Duh reformasi ! Iklim perubahan di berbagai sektor, sejatinya sudah bergerak; meski belum sepenuhnya seperti harapan aktivis reformasi 1998. Masih ada rasa kecewa. Ada pula yang sebaliknya. Tiada sedikit pula yang memilih diam dan menempuh jalan lain; walau spirit reformasi masih tersimpan dalam sanubari. Tiada henti menguatkan jalin perjuangan bareng rakyat untuk terjaganya hak: sosial, ekonomi dan politik yang adakalanya terkebiri pelaku birokrasi. Plus oknum yang ingin bermuslihat dan mencoba segala cara merengkuh keuntungan personal atau kelompok.
Tonggak reformasi telah ditegakkan 12 mei 1988 dan 21 Mei 1998 dikukuhkan sebagai Hari Reformasi Nasional. Momentum kebangkitan reformasi 26 tahun lalu itu, tentu bukan sekedar bermakna ‘keberhasilan’ menggeser Soeharto dari kursi presiden dan istana negara. Namun lahirnya kesadaran dan kepedulian tentang pentingnya perubahan tata kelola pemerintahan berpondasi komitmen spirit reformasi yang demokratis dari pusat Jakarta sampai wilayah seantero negeri.
Waktu pun terus bergulir. Beragam tantangan dan kendala bertebaran dan keuntungan pragmatis ditawarkan. Spirit perjuangan menumbuhkembangkan reformasi sosial, politik, ekonomi dan upaya pemberdayaan melek politik digoyah. Pekik spirit reformasi pun tak mampu menguatkan kesadaran; tentang pentingnya perubahan perilaku atau sikap di ranah birokrasi dan publik. Gelombang korupsi, kolusi dan nepotisme pun mengalir dan terus begerak dalam senyap.
Berbagai media pun merilis hampir saban hari. Namun pada sisi lain, kabar – kabar miring itu ditimpali beraneka program dan aktivitas kinerja penyelenggara pemerintahan. Kepala daerah dan wakil pun terasa masif tampil di arena publik; dilengkapi jajaran lintas sektoral. Upaya mengembangkan citra pro rakyat terpampang lebih besar ketimbang kabar kecerdasan inovasi konkret; demi selesaikan kebutuhan atau kepentingan fundamental masyarakat.
Agenda Reformasi pun perlahan berkembang di lintasan wacana dan pelengkap kata-kata sambutan seremonial.
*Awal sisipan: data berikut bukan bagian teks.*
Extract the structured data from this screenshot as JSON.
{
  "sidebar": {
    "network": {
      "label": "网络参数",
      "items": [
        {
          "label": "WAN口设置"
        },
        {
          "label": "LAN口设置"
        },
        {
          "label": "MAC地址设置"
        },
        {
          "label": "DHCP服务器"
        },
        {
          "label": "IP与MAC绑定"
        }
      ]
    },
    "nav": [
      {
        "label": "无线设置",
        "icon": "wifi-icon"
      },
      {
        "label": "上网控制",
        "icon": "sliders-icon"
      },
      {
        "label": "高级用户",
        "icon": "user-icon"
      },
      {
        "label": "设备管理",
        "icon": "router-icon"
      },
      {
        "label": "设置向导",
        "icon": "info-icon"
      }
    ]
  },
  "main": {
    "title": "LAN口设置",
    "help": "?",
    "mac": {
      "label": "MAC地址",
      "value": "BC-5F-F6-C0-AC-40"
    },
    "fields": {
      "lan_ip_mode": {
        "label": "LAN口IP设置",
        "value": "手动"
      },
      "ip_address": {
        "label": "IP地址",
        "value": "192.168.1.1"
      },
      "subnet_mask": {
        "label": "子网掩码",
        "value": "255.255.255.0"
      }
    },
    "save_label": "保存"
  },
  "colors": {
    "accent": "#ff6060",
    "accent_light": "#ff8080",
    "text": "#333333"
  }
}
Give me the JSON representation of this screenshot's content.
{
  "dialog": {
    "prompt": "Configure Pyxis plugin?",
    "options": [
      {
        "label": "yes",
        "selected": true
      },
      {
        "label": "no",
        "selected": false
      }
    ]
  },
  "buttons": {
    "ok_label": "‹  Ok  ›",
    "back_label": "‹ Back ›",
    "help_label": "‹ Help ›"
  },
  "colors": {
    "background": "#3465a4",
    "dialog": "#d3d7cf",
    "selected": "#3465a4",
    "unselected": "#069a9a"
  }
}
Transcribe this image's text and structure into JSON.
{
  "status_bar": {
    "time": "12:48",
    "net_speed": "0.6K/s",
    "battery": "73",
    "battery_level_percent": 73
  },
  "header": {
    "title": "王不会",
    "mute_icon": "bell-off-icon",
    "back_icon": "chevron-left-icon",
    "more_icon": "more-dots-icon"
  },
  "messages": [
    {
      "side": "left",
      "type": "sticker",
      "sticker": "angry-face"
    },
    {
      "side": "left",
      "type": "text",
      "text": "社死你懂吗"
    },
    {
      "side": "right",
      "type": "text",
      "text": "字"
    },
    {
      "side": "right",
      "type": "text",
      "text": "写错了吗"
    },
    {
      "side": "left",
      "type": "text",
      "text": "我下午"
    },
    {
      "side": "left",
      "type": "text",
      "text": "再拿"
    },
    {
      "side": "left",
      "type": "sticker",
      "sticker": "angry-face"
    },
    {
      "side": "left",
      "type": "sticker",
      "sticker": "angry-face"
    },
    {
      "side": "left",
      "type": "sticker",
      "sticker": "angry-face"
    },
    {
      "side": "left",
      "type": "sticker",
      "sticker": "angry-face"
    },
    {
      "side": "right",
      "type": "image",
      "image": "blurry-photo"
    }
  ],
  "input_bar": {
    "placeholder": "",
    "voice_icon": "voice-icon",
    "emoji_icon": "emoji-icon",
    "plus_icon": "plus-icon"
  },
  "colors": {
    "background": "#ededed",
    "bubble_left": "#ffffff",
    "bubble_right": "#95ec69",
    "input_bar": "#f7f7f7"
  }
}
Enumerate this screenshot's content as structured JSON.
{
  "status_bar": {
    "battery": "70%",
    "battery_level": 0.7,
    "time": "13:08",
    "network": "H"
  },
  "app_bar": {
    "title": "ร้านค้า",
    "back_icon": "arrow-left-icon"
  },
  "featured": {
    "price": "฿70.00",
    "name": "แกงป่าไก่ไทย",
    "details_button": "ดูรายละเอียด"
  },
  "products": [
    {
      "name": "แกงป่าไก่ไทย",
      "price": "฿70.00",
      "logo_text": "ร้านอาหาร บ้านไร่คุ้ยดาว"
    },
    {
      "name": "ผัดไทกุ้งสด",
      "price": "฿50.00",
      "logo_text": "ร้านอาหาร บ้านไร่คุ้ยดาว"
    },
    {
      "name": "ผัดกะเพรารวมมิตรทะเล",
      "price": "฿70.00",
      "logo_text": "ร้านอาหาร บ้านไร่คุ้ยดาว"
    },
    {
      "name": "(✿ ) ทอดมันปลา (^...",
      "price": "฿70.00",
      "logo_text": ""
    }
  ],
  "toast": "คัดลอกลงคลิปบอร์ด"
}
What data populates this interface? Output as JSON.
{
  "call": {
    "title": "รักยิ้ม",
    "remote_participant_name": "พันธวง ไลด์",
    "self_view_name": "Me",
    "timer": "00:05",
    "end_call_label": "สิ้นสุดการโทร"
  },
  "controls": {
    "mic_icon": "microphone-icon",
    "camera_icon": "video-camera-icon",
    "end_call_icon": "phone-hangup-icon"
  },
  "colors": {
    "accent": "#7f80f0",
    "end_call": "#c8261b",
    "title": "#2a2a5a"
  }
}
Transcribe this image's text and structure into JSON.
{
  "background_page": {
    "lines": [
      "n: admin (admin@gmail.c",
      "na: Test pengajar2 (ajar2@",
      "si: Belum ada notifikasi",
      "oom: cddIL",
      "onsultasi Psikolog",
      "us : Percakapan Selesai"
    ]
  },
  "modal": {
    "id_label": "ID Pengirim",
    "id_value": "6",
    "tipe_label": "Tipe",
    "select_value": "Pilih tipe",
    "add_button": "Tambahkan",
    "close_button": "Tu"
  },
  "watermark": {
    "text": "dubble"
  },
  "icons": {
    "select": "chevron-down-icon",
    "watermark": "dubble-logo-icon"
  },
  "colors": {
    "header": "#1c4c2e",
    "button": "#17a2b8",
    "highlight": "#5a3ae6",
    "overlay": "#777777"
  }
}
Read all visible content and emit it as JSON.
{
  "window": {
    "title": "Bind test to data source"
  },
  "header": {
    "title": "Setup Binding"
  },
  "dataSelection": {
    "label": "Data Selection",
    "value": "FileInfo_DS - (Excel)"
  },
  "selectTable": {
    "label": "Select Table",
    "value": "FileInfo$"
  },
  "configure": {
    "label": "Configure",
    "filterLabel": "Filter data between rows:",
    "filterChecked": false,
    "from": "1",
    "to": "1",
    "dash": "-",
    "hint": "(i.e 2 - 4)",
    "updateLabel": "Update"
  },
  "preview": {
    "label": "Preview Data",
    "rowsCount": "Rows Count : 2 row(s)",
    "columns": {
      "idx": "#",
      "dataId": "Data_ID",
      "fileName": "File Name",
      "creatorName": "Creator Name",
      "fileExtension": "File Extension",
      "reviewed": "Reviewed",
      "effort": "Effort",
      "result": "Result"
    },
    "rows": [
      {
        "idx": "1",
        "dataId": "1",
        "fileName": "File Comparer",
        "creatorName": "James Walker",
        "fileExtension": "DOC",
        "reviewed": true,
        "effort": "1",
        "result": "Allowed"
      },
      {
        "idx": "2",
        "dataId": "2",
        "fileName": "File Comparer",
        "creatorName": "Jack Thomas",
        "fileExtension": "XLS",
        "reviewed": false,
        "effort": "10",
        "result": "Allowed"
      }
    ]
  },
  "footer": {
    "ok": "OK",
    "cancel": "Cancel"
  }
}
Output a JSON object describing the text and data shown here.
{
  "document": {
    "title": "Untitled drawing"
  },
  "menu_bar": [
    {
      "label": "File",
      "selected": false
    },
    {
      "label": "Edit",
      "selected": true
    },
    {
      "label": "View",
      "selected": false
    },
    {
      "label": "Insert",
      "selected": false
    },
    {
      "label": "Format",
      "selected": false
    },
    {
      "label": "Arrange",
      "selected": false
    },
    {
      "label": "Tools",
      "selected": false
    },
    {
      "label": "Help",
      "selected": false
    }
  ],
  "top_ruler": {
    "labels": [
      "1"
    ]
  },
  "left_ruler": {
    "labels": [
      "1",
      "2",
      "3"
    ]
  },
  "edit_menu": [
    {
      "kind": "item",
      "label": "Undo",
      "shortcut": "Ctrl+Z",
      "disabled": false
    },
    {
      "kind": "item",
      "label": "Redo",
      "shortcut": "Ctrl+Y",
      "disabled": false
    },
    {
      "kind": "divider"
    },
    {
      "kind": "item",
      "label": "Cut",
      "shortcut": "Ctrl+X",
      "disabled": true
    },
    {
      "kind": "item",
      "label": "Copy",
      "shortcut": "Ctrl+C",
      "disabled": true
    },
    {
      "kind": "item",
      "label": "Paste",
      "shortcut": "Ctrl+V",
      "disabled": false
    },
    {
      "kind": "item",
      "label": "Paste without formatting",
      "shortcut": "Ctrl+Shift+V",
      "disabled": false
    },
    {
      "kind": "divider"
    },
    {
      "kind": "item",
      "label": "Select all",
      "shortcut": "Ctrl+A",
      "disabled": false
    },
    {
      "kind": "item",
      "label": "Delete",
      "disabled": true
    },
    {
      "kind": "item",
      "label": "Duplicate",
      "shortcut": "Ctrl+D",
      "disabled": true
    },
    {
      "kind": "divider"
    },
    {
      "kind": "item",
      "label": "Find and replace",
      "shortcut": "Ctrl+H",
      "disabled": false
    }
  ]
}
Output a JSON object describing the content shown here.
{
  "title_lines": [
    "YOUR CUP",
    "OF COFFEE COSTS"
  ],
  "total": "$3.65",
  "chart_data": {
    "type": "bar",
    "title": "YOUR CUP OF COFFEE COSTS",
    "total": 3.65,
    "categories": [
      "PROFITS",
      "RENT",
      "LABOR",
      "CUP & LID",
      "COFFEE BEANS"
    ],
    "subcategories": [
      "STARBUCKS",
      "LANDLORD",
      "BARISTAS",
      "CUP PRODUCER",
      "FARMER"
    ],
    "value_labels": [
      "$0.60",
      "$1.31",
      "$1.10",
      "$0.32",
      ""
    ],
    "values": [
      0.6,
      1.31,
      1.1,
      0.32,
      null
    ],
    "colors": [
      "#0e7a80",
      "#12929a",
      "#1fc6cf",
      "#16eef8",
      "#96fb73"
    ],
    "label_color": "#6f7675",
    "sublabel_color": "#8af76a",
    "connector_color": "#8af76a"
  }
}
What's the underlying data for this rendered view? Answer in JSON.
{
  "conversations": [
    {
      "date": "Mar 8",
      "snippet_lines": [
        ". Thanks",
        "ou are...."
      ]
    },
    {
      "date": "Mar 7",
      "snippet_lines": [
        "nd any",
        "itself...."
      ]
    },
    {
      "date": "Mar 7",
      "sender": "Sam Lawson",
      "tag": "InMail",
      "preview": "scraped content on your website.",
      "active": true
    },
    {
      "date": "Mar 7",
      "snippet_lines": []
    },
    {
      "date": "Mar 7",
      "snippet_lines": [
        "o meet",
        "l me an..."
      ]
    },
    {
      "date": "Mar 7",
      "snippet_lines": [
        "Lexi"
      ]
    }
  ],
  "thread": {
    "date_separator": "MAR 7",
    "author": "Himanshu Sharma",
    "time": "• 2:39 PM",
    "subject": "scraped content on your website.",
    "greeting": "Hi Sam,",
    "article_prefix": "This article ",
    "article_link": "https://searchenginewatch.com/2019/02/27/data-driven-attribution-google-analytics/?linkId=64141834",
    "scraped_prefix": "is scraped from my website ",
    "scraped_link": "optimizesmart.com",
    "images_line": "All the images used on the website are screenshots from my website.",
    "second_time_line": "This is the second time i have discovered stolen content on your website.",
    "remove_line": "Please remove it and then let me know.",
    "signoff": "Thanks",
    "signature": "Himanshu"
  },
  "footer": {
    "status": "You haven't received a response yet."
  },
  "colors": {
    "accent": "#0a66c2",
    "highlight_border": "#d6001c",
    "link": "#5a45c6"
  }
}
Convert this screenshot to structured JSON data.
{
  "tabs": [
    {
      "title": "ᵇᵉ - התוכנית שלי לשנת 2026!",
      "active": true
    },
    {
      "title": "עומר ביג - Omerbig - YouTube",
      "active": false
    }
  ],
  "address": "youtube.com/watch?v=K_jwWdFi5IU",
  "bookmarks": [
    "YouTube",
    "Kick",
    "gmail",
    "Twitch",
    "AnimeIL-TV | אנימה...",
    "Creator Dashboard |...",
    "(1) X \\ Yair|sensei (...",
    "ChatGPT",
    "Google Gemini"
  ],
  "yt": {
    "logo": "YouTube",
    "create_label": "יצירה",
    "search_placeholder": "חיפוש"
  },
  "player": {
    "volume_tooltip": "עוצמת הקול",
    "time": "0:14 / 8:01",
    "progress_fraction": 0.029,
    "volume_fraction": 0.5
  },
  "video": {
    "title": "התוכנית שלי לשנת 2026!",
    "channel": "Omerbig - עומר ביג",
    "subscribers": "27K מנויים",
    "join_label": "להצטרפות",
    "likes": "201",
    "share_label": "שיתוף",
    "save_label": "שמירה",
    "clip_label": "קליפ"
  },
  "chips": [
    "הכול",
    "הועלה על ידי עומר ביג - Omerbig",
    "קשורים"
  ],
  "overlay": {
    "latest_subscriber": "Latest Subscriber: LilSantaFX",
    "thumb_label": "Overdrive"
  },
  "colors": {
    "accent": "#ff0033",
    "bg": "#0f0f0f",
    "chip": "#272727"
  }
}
Realitas ini menjadi ‘tren’ pemerintahan baru – pemimpin baru dalam 100 hari masa baktinya. Reformasi sosial yang merujuk proses perubahan terencana struktural, kebijakan, atau norma sosial tampak mengambang di awang-awang. Harapan terwujudnya pembangunan berbasis kebutuhan atau kepentingan masyarakat yang lebih adil, inklusif, dan sejahtera terasa rumit terwujud segera. Spirit reformasi untuk mengatasi ketimpangan, ketidakadilan, atau masalah-masalah sosial yang muncul di masyarakat masih terhambat dalam koridor konsep.
Realitas fenomena tersebut juga terjadi di Sidoarjo. Beragam peristiwa publik yang terjadi ditumpangi sebagai sarana pencitraan. Bahkan dikemas secara serimonial. Andai boleh diduga, semua itu bagian upaya menggugurkan kewajiban selaku pemegang tongkat komando pemerintahan. Seratus hari pemerintahan baru – pemimpin baru, sejak 20 Pebruari – 20 Mei 2025 pun mirip aktivitas ‘kampanye pilkada’. Pola kinerja pemimpun baru-pemerintahan semakin terasa menjauh dari spirit reformasi; karena belum ada inovasi spektakuler.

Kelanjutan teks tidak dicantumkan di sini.